An dieser Stelle steht nun Lula. Der "Schlangenbändiger" wie ihn Ciro Gomes während einer Debatte nannte. Ob ihn nun seine Gegner lieben oder nicht, der Führer der PT geht Hindernisse an. Seine Herkunft aus der Armut, seine persönlichen Tragödigen, sein Haft nach einem zweifelhaften Prozess, der von einem karrieregeilen Richter durchgezogen wurde. Lula ist der Widerschein des tatsächlichen Brasiliens, der um zwei Finger Wasser in der Wüste bittet. Nach diesen Jahren der Dürre in den letzten ungastlichen Jahre scheint er der Richtige zu sein.

In einer kürzlichen Unterhaltung im Fernsehen zeigte Lula, dass er bereit ist, einem Land, das am Ende seines Atems ist, ein wenig Luft einzuhauchen. Er sagte, dass er den Mindestlohn, der seit 3 Jahren stagniert, erhöhen werde. Auf die Frage des Interviewers, wie er das erreichen wolle, antwortete er wie wenn es das selbstverständlichste wäre "durch die Erhöhung". Er bekräftigte, dass er die Erhöhung für einen Kernpunkt zur Erhöhung der Lebensqualität halte. 

In eine Land, im dem 37% der Bevölkerung vom Mindestlohn leben und  68% von bis zu 2 Mindestlöhnen, scheint dies ein elementares Element für diese Wahl. Wir sprechen von der Familienmutter, die anfing Holz zum kochen zu nehmen, als der Gaspreis ungeahnte Höhen errreichen, oder die prekär beschäftigten Arbeiter, die ihren Arbeitsplatz während der Pandemie verloren als die Regierung Bolsonaro verfügte das Sozialprogramm "Auxilio Brasil" für 2 Monate auszusetzen.

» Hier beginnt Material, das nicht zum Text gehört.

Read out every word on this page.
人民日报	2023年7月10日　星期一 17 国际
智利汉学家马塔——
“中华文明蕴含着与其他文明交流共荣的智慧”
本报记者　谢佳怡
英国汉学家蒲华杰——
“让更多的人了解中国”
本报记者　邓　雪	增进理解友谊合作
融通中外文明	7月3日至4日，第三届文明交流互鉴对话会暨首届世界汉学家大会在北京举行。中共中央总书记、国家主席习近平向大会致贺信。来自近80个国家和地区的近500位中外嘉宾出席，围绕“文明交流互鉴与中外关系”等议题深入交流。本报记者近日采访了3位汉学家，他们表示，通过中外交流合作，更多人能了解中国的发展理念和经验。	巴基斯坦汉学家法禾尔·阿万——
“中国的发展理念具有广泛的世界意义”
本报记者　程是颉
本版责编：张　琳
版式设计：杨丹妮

Dieser Sozialabbau auch in anderen Bereichen sorgte dafür, dass der Ex-Präsident Lula auch im Wirtschaftsbereich an Profil gewann. Lula hat recht getan, sich an das Brasilien der Basis zu wenden. Das kann ihm bereits den Sieg an diesem Sonntag bringen. Das ist wichtig für die Demokratie und die nationale Solidarität für die, die es am meisten brauchen. Wenn er wieder Präsident wird, kommt auch seine Chance sich mit dem Brasilien von Moro und Bolsonaro auseinanderzusetzen, mit einer Presse die bereit ist sich an seinen Fersen festzubeissen. So wie das bisher auch üblich war.
  

Wir sind abgebrüht und bewusst wie unser Brasilien in der Realität aussieht. Die die wir mit der Rückkehr der Demokratie 1985 und 1988 gezittert haben, wir haben jetzt schon grauen Haare und es bleibt uns die Weisheit, einem eventuellen Sieg ohne Leidenschaft und Manichäismus zuzuschauen. Es ist nicht das Risiko eines Staatsstreichs, der die großen Massen an die Urnen treibt, auch nicht, um Amazonien zu retten. Es geht bei der Wahl von Lula darum, dass 33 Millionen Brasilianer nicht mehr hungern müssen.